Met betrekking tot de subsidiair ten laste gelegde medeplichtigheid aan het gronddelict, overweegt de rechtbank het volgende.
De rechtbank is anders dan de verdediging van oordeel dat uit onder meer de verklaringen van [medeverdachte 2] en [medeverdachte 1] volgt dat verdachtes opzet wel degelijk gericht was op het opzettelijk gelegenheid verschaffen tot het plegen van de woninginbraak in de nachtelijke uren door als chauffeur van de auto op te treden. De vraag is of verdachtes opzet tevens gericht was op het in de woning gepleegde geweld.
Naar vaste jurisprudentie geldt dat bij de bewezenverklaring en kwalificatie van de medeplichtigheid moet worden uitgegaan van de door de dader verrichte handelingen, ook als het opzet van de medeplichtige slechts was gericht op een deel daarvan. Het opzet van de medeplichtige behoeft niet te zijn gericht op de precieze wijze waarop het gronddelict wordt begaan. Er moet echter wel voldoende verband zijn tussen het misdrijf waarop het opzet van de medeplichtige wel was gericht en het gronddelict. Of van een dergelijk verband sprake is, is afhankelijk van de concrete omstandigheden van het geval. Ingeval van een bewezenverklaring kan vervolgens bij de bepaling van de strafmaat rekening worden gehouden met de wetenschap en de verwachtingen van de medeplichtige omtrent de door de dader verrichte handelingen.

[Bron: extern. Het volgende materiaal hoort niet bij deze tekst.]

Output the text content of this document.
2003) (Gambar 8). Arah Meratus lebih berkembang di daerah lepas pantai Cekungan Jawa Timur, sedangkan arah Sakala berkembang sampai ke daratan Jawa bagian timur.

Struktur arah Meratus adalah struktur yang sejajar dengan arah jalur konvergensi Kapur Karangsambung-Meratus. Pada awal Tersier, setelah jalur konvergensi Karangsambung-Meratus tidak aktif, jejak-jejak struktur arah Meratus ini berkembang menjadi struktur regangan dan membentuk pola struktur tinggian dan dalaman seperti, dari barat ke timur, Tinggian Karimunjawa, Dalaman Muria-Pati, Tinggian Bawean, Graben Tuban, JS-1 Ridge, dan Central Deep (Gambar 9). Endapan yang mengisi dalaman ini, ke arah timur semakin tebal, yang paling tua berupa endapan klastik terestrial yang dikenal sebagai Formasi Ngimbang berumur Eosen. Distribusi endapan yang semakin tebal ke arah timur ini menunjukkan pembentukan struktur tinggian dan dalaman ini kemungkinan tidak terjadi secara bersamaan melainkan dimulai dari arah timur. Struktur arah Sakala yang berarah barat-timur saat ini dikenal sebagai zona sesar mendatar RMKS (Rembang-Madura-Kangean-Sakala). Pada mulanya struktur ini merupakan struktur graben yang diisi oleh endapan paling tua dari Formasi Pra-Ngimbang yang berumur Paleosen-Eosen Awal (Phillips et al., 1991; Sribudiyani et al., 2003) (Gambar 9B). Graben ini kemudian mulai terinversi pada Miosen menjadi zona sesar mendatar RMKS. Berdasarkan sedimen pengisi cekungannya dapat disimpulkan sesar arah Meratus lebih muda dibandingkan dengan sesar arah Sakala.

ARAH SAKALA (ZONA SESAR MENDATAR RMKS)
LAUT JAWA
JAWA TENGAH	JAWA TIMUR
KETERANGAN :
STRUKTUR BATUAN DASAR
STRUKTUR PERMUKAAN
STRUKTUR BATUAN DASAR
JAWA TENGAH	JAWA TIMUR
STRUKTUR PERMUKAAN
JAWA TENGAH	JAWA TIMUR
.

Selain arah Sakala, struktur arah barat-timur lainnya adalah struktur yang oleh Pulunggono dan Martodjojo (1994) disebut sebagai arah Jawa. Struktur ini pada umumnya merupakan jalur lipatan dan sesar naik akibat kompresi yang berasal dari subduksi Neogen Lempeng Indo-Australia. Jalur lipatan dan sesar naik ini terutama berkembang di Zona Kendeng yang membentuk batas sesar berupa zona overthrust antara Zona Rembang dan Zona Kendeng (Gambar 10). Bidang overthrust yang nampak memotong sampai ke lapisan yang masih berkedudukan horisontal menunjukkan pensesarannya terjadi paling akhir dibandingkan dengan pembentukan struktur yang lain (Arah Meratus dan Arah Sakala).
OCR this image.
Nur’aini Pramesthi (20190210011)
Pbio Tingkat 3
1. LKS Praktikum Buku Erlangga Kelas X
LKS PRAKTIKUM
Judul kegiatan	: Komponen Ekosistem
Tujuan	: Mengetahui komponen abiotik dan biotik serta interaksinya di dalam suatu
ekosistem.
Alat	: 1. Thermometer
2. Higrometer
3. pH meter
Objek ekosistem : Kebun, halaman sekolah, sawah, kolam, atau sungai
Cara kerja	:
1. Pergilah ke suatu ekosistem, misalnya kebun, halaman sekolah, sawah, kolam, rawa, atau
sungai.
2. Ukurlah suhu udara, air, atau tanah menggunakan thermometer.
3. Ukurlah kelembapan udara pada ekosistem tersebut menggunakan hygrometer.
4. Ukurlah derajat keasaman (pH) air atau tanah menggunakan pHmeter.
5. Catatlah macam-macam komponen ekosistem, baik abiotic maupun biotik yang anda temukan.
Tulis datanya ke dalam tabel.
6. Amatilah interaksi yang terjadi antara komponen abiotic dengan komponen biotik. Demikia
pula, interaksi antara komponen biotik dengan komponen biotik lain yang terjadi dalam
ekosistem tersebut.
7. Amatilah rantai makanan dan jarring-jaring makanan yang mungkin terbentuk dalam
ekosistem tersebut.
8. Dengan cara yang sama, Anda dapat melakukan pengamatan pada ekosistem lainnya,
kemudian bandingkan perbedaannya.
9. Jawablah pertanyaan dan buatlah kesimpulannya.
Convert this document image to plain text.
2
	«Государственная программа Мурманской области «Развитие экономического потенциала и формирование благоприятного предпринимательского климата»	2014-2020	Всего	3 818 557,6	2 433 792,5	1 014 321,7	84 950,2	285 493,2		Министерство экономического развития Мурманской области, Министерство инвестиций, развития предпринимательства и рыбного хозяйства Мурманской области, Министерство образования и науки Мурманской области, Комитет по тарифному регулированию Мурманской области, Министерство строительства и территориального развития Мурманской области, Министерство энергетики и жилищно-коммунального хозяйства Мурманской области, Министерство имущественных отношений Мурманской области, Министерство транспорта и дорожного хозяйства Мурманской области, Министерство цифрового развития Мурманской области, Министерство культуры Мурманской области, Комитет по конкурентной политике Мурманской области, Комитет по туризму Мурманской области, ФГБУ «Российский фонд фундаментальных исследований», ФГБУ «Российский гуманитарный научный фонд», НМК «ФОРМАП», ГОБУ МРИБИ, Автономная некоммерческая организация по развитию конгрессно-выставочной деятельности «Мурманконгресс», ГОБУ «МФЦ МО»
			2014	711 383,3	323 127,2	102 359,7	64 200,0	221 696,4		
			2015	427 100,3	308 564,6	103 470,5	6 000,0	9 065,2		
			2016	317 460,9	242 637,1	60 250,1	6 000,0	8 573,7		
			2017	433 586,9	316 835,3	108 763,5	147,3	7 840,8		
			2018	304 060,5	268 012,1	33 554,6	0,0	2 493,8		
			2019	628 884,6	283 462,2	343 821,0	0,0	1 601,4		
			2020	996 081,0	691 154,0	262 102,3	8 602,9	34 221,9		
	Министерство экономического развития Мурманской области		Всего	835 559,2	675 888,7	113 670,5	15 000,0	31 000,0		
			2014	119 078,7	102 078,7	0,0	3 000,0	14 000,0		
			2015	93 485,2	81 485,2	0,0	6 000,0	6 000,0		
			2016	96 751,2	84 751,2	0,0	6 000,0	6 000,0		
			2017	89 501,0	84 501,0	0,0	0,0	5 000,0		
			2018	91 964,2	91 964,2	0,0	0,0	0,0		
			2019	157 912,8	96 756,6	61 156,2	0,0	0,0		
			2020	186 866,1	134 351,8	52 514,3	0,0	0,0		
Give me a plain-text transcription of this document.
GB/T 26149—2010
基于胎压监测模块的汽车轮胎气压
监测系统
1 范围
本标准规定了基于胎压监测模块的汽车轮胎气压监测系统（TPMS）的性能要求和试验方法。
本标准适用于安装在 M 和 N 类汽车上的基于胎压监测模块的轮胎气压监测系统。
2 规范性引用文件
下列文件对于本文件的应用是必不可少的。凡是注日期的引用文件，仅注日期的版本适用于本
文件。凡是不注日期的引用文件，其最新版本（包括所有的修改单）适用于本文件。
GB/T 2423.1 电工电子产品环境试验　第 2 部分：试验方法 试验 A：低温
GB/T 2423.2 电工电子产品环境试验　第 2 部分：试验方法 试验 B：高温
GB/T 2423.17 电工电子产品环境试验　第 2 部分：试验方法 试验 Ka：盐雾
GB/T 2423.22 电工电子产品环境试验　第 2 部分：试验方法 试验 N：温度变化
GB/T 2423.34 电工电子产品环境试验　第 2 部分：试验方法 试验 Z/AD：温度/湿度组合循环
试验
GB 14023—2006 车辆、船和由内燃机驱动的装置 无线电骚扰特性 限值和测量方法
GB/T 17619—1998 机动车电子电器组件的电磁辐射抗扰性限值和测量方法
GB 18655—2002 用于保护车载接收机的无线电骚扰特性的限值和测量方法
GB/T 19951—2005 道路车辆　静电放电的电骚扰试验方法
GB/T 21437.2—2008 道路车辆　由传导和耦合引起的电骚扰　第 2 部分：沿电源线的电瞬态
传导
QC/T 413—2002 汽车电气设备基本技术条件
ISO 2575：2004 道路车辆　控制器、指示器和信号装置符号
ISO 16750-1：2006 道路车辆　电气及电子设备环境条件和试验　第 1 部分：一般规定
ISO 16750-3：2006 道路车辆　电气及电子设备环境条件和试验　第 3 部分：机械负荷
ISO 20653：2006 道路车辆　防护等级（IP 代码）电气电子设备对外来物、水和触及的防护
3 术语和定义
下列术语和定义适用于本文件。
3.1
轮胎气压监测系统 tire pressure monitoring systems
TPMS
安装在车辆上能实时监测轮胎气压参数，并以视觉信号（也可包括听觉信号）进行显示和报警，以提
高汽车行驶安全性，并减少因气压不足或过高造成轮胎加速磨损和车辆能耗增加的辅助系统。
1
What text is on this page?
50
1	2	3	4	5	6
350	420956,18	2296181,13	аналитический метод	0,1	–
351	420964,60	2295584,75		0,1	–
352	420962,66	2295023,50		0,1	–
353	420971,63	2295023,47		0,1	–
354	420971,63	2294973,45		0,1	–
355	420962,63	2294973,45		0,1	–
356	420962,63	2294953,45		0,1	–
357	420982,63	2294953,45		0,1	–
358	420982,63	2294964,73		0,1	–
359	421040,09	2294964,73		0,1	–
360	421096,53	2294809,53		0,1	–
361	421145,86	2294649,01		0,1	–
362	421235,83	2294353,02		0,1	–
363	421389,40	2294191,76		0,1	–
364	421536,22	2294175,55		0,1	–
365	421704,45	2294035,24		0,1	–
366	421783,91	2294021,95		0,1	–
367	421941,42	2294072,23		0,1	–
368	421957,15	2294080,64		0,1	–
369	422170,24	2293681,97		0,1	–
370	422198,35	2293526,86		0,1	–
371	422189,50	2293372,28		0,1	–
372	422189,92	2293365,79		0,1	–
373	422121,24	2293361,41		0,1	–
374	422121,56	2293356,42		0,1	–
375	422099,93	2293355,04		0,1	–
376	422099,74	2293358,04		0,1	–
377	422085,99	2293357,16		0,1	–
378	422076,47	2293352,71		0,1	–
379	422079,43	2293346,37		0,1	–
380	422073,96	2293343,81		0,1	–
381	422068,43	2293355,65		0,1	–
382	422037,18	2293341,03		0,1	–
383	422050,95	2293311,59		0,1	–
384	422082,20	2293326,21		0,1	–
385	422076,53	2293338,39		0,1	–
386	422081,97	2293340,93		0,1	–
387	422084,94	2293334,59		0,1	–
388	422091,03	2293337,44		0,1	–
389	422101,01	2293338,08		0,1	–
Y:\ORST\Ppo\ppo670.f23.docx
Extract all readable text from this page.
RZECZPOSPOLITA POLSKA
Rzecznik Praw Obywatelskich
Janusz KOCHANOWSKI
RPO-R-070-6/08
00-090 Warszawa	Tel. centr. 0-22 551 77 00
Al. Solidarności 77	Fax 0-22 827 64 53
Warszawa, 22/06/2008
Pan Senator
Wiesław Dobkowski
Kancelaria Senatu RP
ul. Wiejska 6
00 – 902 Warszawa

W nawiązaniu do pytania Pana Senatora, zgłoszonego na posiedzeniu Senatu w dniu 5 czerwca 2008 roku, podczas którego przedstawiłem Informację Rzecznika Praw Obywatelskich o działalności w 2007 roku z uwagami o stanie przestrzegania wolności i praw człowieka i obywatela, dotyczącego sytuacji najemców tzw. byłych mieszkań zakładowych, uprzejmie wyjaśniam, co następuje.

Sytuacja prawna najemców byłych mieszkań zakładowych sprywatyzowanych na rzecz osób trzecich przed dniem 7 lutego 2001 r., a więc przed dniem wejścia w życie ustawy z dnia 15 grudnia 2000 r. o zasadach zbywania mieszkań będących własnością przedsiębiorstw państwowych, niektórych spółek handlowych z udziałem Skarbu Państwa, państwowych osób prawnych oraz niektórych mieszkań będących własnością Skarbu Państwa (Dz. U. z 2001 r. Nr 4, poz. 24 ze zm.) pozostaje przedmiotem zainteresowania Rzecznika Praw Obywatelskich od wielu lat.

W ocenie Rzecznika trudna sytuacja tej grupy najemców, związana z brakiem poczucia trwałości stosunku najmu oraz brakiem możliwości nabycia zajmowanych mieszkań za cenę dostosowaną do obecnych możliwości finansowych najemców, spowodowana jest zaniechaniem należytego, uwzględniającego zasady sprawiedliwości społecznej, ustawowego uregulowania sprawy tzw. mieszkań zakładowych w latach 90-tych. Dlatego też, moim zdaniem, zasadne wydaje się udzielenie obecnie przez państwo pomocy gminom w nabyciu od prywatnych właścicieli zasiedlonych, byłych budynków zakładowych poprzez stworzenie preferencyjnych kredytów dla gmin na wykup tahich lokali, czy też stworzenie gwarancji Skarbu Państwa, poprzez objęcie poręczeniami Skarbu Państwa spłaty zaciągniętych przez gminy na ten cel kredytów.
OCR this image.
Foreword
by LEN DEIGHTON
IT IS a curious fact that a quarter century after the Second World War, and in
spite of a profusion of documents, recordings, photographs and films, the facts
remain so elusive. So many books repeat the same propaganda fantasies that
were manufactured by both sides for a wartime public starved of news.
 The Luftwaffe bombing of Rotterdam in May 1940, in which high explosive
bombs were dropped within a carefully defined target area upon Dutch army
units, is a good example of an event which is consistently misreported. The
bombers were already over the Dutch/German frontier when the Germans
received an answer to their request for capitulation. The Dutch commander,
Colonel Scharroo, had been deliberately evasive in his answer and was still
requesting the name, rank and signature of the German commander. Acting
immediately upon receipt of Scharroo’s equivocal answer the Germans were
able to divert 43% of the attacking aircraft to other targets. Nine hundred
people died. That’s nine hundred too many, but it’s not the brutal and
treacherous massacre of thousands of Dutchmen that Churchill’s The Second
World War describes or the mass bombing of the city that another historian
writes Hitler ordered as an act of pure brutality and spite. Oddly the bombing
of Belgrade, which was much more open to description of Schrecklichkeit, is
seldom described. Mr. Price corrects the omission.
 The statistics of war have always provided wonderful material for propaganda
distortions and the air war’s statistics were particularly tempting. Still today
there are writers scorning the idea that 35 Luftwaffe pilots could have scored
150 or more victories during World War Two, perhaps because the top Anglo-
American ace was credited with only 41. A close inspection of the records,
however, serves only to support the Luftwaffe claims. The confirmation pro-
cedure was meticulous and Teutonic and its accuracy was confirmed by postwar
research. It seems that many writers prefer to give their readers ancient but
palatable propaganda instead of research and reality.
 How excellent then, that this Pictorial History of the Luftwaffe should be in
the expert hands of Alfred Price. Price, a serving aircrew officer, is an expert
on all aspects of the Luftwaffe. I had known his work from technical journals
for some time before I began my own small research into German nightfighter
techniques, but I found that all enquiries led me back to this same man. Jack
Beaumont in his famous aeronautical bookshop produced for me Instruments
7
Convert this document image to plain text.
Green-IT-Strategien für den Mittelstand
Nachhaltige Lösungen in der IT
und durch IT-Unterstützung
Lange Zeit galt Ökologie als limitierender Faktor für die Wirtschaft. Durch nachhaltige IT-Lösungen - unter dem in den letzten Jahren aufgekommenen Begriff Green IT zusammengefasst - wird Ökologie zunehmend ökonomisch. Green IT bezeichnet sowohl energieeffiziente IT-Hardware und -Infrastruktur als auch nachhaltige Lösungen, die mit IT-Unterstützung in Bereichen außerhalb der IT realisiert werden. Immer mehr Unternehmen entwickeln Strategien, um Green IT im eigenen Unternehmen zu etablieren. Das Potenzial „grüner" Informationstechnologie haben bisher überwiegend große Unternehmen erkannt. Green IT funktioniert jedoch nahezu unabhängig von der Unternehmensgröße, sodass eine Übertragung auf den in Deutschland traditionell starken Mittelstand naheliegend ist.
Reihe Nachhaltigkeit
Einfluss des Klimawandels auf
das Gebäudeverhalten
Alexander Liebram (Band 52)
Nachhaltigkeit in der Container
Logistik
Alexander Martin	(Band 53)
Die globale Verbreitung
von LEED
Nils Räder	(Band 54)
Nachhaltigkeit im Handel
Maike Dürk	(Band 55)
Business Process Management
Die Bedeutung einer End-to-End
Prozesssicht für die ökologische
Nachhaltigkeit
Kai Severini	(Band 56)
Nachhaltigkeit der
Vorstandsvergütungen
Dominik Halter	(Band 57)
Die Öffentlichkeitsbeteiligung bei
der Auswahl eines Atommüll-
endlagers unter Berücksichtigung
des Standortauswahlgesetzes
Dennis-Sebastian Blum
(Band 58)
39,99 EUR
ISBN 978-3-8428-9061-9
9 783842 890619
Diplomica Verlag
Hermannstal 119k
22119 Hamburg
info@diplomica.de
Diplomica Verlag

In de onderhavige zaak hebben de feitelijke uitvoerders van dit misdrijf - naast de inbraak in de woning - tevens geweld gepleegd tegen de bewoner. De rechtbank ziet voldoende verband tussen het misdrijf waarop de opzet van verdachte gericht was en het misdrijf zoals dit uiteindelijk door de daadwerkelijke uitvoerders van het feit is gepleegd. De subsidiair ten laste gelegde medeplichtigheid aan het feitelijk uitgevoerde misdrijf kan daarom bewezen worden verklaard.